If Khamenei calls for restraint, he could look weak at home and among regional proxies. So he may opt for small-scale retaliation.

Karim Sadjadpour, senior fellow at the Carnegie Endowment for International Peace, said Khamenei must carefully calibrate the reaction. “A weak response risks losing face, an excessive response risks losing his head.”

A U.S. Defence Intelligence Agency report in December said Iran relies on three main military capabilities – its ballistic missile programme, naval forces that can threaten navigation in the oil-producing Persian Gulf region, and militia proxies in countries such as Syria, Iraq and Lebanon.
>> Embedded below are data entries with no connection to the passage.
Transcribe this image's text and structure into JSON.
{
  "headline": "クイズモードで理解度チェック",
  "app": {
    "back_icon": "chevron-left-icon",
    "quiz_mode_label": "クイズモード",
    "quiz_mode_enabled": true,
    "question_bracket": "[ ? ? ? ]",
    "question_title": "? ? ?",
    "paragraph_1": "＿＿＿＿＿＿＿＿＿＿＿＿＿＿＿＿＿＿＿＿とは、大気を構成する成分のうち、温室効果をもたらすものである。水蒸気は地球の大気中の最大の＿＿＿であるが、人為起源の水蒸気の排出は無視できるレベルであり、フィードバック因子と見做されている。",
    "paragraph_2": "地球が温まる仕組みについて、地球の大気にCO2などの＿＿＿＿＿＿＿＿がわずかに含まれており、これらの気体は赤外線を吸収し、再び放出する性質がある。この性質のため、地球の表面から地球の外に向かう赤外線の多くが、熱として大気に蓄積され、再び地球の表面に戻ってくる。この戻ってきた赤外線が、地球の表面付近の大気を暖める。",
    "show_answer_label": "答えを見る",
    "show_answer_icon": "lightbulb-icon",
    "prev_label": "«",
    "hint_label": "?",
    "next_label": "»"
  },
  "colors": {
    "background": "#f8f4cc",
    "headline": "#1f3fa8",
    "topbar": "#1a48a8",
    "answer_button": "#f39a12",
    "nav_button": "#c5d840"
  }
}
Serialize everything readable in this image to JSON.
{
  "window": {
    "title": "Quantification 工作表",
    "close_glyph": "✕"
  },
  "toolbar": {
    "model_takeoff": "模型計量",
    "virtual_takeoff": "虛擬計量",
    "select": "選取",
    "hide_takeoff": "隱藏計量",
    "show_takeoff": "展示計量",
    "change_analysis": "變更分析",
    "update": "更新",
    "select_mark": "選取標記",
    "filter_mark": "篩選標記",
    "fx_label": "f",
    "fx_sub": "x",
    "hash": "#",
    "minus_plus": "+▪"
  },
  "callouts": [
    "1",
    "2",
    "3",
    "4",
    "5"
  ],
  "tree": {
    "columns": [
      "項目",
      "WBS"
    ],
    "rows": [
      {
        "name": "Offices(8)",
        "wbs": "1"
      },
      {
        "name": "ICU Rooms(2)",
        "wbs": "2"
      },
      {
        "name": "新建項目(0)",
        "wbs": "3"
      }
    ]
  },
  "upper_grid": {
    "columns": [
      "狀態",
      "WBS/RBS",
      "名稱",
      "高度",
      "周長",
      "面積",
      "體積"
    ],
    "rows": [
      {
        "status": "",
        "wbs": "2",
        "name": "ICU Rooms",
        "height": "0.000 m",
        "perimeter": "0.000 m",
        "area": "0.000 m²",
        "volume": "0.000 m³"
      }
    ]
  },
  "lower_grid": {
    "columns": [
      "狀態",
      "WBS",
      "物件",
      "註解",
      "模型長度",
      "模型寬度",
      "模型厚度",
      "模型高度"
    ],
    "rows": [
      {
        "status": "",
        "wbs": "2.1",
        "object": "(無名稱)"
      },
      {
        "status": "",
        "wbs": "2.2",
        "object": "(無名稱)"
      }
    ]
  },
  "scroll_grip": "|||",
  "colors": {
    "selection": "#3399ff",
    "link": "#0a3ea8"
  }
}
Iran says it has precision-guided missiles, cruise missiles and armed drones capable of hitting U.S. military bases in the Persian Gulf and reaching Tehran’s arch-enemy Israel.

Tehran or its proxies could attack oil tankers in the Persian Gulf and Red Sea, shipping routes for oil and other trade linking the Indian Ocean with the Mediterranean via the Suez Canal.


A military confrontation or heightened tensions could disrupt shipping via the Strait of Hormuz, through which one-fifth of the world’s oil production passes. Any interruption could drive up oil prices sharply.

Iran cannot legally close the waterway unilaterally because part of it is Oman’s territorial waters. However, ships pass through Iranian waters, which are under the responsibility of the Islamic Revolutionary Guards Navy.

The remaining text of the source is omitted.